The researcher said some people were surprised with the study’s results for a particular reason – not least because Rio Grande do Sul is widely perceived as one of Brazil’s “whitest” regions.

Even Brazil’s president, Luiz Inácio Lula da Silva, said during recent visit that he did not know there are “so many Black people” in the state.

Since the 19th century, waves of German and Italian immigration to the region – part of a government project to “whiten” its population – have had a clear impact on the Rio Grande do Sul’s demographics: 78.4% of its population is white, according to the 2022 census – almost double the national figure of 43.5%.

But there are also 2.3 million Black people – 21% of the state’s population, who are known as gaúchos.

Black gaúchos were responsible for establishing what later became known as Black Awareness Day, which this year will be celebrated for the first time as a national holiday.
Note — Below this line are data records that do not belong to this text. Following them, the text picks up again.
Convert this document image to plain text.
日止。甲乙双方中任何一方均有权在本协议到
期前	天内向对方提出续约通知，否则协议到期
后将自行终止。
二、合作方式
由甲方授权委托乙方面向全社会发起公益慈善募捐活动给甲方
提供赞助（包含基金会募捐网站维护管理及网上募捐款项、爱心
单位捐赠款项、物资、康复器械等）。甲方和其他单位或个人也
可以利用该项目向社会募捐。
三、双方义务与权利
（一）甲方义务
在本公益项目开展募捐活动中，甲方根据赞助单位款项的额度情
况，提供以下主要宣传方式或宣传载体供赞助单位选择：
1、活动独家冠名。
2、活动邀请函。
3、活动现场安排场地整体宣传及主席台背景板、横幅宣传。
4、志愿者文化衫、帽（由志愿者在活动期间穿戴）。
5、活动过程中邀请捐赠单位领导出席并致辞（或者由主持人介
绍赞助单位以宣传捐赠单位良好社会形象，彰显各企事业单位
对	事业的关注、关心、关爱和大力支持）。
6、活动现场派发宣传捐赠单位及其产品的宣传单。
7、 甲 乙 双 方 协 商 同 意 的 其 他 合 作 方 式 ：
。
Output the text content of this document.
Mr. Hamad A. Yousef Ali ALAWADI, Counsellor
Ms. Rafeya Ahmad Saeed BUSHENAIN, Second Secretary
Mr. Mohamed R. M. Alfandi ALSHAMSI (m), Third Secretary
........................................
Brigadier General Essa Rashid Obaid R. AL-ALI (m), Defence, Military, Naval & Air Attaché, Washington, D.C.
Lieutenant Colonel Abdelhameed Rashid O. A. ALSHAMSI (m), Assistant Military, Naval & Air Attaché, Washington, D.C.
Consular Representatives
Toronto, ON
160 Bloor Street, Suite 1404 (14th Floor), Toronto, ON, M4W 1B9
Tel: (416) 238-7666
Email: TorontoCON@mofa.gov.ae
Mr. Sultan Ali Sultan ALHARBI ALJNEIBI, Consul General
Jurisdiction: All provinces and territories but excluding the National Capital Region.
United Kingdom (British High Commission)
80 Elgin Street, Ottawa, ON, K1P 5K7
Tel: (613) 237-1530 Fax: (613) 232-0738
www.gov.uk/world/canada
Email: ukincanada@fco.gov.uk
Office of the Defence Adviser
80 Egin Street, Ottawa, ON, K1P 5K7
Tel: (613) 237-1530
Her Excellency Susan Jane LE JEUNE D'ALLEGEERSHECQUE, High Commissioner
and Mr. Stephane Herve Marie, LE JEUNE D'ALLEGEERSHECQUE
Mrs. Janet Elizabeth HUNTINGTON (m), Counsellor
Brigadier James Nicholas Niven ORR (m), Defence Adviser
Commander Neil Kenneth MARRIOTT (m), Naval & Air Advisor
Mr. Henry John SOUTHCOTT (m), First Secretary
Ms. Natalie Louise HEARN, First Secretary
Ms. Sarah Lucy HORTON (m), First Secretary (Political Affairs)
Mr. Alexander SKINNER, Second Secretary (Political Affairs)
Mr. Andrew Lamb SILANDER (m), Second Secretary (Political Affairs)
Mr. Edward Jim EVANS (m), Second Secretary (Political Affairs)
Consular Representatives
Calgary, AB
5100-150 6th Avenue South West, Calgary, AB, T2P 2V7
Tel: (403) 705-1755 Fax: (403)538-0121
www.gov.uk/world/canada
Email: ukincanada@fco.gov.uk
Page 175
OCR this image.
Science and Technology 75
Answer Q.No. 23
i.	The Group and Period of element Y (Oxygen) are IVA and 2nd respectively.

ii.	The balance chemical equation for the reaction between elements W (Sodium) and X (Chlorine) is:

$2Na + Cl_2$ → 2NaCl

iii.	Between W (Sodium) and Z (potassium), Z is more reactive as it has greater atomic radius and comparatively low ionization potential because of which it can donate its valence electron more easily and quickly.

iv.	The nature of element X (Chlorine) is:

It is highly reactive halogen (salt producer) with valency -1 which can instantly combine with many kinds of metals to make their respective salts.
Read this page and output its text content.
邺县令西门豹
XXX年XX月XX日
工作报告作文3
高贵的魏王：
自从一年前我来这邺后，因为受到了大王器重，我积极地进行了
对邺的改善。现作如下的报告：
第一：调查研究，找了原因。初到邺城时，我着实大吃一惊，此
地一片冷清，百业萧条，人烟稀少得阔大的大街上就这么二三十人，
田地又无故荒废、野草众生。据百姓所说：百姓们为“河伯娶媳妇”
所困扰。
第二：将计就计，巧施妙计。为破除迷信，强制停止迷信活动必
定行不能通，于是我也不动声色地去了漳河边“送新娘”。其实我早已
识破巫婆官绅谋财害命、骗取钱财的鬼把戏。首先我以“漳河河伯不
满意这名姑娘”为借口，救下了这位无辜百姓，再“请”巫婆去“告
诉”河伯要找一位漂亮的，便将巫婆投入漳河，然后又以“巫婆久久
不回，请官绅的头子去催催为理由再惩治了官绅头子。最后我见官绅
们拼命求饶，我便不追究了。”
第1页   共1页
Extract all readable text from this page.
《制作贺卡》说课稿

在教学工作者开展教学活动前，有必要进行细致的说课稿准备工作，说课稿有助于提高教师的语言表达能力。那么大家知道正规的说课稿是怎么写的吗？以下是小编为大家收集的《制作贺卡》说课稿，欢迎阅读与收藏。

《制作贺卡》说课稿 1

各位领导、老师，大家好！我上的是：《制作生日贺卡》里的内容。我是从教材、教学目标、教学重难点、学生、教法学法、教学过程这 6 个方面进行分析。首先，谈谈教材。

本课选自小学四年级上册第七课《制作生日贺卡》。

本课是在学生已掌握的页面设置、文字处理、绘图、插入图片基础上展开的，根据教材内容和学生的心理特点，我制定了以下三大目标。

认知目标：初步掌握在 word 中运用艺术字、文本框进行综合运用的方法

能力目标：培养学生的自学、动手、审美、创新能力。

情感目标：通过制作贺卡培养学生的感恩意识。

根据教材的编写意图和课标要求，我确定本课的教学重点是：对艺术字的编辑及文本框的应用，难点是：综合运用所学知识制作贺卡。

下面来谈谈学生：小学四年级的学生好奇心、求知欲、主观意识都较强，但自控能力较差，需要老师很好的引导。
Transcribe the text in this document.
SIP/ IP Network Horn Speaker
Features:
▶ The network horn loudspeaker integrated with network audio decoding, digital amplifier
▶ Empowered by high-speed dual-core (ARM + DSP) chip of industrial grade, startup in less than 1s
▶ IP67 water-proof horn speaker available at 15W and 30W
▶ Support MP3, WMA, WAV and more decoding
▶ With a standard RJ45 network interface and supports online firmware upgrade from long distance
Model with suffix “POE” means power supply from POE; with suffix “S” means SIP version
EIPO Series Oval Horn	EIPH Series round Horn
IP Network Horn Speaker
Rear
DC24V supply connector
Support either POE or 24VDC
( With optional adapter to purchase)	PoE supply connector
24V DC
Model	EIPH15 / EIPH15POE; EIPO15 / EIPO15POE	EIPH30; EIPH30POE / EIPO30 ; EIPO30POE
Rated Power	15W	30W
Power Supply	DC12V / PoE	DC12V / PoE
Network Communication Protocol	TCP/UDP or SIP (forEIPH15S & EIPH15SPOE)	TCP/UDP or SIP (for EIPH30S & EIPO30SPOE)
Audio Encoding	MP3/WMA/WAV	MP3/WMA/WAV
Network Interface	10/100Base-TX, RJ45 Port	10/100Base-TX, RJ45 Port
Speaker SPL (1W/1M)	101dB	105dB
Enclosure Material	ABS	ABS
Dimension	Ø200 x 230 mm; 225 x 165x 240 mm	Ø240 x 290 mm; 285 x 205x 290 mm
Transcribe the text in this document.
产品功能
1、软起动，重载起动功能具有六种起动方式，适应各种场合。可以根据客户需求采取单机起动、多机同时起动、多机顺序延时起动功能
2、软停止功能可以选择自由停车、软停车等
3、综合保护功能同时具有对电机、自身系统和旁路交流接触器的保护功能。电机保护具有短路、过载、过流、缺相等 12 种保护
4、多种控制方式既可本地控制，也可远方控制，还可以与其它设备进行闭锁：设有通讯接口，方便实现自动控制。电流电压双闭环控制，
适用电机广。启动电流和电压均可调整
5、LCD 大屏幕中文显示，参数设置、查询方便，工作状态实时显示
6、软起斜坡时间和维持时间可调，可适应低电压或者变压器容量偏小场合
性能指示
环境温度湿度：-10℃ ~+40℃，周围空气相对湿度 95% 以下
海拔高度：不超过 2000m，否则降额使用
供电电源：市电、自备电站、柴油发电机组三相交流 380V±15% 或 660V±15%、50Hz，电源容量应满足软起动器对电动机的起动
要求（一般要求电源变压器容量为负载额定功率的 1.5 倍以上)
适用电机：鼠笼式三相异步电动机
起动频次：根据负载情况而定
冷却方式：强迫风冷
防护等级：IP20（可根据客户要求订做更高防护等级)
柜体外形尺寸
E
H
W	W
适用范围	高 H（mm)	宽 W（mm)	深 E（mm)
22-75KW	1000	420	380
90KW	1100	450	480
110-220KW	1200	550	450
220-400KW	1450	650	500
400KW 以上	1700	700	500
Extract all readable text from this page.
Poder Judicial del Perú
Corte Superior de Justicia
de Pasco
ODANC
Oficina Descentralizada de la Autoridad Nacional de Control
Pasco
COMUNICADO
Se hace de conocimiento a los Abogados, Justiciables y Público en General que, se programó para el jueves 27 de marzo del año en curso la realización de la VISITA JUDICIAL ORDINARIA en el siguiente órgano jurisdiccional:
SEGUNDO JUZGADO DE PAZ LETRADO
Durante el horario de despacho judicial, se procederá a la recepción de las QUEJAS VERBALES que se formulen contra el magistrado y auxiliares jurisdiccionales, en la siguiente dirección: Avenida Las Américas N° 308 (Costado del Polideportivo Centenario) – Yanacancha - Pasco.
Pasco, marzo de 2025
It is celebrated on 20 November, commemorating the death in 1695, of Zumbi, leader of the Palmares quilombo, which lasted for almost 100 years in the north-east state of Alagoas – and has become a powerful symbol of resistance against racism in Brazil.

Zumbi’s wife, Dandara, has likewise been seized on as an archetype of Black female inspiration. It is no coincidence that Jamaika and his wife Tamires have chosen Dandara as the name for their daughter who is due to be born this month.

“Dandara was a warrior,” said Jamaika. “My daughter is a Black girl who will be born in the midst of the war of racism in Rio Grande do Sul, so she will have to be a warrior too.”